🤖 AI Summary
Existing evaluation benchmarks inadequately assess large language models’ (LLMs) capabilities in authentic multilingual Southeast Asian (SEA) contexts due to overreliance on English-centric or machine-translated data. Method: We introduce two localized, human-curated benchmarks—SeaExam, comprising real regional educational examination items spanning history, literature, and other disciplines; and SeaBench, built upon multiround, open-ended community dialogues. Both employ natively generated multilingual questions (not English translations), with scenario-driven data collection, structured item annotation, explicit modeling of conversational turn-taking, and a cross-lingual evaluation framework.
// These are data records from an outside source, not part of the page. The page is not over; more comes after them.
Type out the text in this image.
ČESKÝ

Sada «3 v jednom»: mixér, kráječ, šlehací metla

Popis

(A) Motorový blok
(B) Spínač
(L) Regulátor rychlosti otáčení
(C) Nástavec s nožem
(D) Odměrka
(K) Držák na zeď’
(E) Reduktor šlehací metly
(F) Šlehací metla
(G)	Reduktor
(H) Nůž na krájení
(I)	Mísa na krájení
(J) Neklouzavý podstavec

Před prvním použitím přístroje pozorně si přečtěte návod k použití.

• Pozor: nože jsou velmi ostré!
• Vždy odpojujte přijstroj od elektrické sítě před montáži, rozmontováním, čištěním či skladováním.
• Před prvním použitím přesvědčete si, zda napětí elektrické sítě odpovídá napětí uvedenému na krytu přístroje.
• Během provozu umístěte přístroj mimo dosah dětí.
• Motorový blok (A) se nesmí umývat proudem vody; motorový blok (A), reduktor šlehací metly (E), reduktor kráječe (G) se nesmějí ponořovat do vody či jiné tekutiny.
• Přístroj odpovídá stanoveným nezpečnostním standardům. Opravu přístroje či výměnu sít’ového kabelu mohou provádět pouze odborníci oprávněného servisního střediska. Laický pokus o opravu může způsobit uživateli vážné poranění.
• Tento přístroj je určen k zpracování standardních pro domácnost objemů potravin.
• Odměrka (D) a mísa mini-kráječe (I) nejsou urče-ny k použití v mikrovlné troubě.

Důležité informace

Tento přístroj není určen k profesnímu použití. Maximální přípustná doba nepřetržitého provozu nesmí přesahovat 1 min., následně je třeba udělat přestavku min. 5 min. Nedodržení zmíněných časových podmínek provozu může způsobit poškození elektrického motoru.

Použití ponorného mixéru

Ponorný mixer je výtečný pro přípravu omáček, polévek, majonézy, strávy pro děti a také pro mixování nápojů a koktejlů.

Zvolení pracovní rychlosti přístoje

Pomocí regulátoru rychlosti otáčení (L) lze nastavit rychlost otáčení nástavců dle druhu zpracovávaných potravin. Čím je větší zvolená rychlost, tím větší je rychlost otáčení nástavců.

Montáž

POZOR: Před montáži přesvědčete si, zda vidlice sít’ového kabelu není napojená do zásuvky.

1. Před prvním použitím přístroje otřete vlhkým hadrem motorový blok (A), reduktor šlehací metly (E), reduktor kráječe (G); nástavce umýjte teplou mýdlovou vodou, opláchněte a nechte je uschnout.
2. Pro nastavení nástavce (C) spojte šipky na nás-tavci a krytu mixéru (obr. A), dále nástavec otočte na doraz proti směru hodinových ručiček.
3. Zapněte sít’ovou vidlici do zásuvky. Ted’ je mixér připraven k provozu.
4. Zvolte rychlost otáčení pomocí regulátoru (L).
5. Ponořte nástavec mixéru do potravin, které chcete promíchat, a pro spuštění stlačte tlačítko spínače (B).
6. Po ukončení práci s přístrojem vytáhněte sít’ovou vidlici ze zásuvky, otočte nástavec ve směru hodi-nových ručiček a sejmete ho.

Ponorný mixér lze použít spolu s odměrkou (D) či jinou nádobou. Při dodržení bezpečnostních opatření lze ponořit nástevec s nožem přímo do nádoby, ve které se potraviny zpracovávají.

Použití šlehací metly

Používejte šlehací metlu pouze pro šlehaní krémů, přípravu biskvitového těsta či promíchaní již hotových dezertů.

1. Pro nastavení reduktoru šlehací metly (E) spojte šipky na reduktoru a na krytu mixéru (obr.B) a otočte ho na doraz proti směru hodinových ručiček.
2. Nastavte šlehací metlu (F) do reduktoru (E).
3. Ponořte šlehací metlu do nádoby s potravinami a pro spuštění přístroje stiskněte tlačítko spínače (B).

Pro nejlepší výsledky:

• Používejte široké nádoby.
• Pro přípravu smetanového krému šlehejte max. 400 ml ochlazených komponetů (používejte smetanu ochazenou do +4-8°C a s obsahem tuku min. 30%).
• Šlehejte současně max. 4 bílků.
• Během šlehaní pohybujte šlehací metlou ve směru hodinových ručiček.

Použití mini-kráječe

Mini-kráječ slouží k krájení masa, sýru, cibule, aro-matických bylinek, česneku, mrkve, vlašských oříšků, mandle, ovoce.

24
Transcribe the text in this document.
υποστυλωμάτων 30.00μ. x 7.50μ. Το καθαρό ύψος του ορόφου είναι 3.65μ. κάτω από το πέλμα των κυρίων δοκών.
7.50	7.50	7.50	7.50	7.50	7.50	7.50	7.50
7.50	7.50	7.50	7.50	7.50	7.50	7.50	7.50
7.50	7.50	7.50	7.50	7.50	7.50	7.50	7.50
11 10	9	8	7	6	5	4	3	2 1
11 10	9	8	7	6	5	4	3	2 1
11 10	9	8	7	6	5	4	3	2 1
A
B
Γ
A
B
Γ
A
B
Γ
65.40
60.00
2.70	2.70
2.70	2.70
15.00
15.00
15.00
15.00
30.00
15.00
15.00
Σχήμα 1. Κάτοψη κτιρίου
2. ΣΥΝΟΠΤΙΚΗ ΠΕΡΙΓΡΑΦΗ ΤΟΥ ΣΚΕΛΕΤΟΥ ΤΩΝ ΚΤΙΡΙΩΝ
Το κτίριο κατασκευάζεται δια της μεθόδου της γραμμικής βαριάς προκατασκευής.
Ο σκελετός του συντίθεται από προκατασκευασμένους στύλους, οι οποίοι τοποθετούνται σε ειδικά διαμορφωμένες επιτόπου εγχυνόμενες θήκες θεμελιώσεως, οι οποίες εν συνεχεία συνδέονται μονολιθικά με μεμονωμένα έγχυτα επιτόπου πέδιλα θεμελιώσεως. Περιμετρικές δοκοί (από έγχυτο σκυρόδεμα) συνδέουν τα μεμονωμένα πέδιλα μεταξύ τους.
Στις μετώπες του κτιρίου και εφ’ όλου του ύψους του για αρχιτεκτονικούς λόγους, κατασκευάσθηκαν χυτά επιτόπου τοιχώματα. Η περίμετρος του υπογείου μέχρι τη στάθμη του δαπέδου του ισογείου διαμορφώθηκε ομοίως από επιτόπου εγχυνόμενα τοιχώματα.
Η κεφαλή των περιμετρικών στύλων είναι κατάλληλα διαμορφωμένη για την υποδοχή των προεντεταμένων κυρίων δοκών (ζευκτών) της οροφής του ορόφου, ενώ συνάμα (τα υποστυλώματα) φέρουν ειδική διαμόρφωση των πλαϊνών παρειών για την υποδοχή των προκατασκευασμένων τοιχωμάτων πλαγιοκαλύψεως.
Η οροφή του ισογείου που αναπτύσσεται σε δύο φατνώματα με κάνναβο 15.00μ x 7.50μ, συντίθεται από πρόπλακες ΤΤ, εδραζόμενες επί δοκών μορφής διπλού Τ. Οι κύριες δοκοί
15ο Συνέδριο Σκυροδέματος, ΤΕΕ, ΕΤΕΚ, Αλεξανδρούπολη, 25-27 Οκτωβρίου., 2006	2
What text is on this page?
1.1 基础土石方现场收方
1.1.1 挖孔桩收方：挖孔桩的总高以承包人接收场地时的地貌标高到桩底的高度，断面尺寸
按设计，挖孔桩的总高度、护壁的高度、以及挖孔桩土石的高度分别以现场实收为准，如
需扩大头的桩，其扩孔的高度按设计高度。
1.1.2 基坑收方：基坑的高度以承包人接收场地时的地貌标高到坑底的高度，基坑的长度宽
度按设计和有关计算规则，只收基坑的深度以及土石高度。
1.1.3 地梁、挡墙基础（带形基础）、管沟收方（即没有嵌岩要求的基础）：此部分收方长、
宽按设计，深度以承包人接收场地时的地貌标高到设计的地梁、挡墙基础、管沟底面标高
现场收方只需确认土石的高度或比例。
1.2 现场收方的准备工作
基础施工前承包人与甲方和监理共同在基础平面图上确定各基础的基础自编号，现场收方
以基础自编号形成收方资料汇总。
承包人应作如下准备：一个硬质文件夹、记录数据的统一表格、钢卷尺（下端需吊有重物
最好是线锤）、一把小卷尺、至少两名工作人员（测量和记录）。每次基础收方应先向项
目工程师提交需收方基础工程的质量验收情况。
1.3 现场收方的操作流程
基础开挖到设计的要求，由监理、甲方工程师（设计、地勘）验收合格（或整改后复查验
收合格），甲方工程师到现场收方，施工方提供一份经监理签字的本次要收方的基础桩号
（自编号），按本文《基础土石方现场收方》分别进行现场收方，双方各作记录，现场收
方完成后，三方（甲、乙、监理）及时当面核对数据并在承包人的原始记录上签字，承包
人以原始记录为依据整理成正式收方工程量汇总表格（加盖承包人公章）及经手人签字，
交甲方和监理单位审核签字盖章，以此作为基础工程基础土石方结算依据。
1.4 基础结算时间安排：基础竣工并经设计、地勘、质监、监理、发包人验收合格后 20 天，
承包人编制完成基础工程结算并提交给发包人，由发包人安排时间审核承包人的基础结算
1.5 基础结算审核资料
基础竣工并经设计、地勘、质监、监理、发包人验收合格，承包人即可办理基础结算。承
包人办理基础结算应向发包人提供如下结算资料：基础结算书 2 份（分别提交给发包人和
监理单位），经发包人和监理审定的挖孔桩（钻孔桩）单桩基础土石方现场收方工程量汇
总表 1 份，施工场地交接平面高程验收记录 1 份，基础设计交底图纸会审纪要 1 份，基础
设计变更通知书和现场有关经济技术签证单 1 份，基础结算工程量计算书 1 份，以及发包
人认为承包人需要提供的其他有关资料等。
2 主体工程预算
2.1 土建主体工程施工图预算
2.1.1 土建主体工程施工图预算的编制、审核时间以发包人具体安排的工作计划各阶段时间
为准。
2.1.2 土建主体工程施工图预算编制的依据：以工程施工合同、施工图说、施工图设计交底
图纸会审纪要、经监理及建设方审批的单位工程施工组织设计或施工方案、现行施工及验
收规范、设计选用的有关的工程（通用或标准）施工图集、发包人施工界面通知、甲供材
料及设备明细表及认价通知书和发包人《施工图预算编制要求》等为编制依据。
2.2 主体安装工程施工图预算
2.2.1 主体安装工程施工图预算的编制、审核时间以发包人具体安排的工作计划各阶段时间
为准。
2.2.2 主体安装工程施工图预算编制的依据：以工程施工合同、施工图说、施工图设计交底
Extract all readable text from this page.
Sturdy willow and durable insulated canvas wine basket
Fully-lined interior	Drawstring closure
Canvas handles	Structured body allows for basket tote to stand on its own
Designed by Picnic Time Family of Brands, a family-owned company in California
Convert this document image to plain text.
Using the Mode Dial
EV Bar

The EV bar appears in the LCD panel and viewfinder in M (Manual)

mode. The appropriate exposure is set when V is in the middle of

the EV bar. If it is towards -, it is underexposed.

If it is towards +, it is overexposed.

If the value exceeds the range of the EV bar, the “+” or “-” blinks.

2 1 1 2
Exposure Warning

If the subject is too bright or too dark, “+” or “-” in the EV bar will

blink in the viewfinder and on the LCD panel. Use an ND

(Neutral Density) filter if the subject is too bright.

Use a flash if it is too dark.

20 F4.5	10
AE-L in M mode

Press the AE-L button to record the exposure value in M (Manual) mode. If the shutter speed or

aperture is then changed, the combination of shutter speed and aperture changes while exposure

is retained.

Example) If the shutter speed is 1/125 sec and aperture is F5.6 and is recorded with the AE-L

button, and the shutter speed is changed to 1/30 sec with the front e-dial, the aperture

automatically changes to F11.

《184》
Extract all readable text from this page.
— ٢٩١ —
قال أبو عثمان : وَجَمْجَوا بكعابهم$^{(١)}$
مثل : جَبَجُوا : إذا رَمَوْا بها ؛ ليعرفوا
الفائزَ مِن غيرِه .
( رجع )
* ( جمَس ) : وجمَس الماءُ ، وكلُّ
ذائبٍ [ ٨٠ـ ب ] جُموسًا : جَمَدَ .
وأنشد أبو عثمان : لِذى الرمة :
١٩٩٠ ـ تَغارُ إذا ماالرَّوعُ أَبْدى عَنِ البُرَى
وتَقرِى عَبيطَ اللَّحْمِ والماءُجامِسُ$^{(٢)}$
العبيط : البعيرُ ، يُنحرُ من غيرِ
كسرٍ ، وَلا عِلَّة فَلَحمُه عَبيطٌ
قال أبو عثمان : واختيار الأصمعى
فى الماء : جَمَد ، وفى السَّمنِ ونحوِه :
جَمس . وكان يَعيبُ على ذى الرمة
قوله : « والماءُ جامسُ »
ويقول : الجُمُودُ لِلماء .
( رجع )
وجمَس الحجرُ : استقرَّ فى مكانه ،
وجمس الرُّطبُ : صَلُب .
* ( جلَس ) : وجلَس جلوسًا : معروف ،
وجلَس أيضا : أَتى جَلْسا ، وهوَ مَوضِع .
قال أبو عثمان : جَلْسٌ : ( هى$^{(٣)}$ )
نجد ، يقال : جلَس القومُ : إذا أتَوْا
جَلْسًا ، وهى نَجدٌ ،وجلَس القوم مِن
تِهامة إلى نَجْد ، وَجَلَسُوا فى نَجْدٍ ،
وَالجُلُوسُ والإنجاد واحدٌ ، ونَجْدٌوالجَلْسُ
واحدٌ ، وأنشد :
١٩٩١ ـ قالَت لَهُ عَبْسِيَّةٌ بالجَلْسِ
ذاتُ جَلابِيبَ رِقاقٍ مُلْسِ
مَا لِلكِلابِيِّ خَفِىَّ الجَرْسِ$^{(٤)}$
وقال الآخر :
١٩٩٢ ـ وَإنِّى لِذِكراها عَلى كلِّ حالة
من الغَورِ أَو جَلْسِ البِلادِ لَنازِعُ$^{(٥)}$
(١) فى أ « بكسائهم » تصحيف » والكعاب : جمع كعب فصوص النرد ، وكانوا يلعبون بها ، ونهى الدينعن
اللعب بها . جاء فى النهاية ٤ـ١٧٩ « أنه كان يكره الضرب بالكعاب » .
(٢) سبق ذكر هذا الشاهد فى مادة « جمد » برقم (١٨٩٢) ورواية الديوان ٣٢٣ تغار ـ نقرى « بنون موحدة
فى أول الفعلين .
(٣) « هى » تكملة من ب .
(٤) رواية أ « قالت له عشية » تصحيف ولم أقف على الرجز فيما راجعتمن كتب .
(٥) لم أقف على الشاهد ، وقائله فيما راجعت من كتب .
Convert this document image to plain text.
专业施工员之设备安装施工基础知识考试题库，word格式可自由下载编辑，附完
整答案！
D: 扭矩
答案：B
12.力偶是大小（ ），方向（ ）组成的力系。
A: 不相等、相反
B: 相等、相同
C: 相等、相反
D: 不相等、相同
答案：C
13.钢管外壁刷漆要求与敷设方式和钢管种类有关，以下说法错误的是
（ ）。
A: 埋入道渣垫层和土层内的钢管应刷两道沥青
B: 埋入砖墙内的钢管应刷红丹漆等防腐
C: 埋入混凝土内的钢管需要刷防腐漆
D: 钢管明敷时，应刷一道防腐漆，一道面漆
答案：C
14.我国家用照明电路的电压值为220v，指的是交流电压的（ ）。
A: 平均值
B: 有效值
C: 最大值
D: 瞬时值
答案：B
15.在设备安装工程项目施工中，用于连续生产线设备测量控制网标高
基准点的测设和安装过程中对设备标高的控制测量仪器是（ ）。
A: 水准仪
Contribution/Results: Experiments demonstrate that SeaExam and SeaBench significantly outperform mainstream translation-based benchmarks in sensitivity and discriminative power for evaluating LLMs’ genuine SEA language proficiency. They establish a new paradigm for multilingual LLM evaluation grounded in local linguistic authenticity, pedagogical relevance, and sociolinguistic realism.
📝 Abstract
This study introduces two novel benchmarks, SeaExam and SeaBench, designed to evaluate the capabilities of Large Language Models (LLMs) in Southeast Asian (SEA) application scenarios. Unlike existing multilingual datasets primarily derived from English translations, these benchmarks are constructed based on real-world scenarios from SEA regions. SeaExam draws from regional educational exams to form a comprehensive dataset that encompasses subjects such as local history and literature. In contrast, SeaBench is crafted around multi-turn, open-ended tasks that reflect daily interactions within SEA communities. Our evaluations demonstrate that SeaExam and SeaBench more effectively discern LLM performance on SEA language tasks compared to their translated benchmarks. This highlights the importance of using real-world queries to assess the multilingual capabilities of LLMs.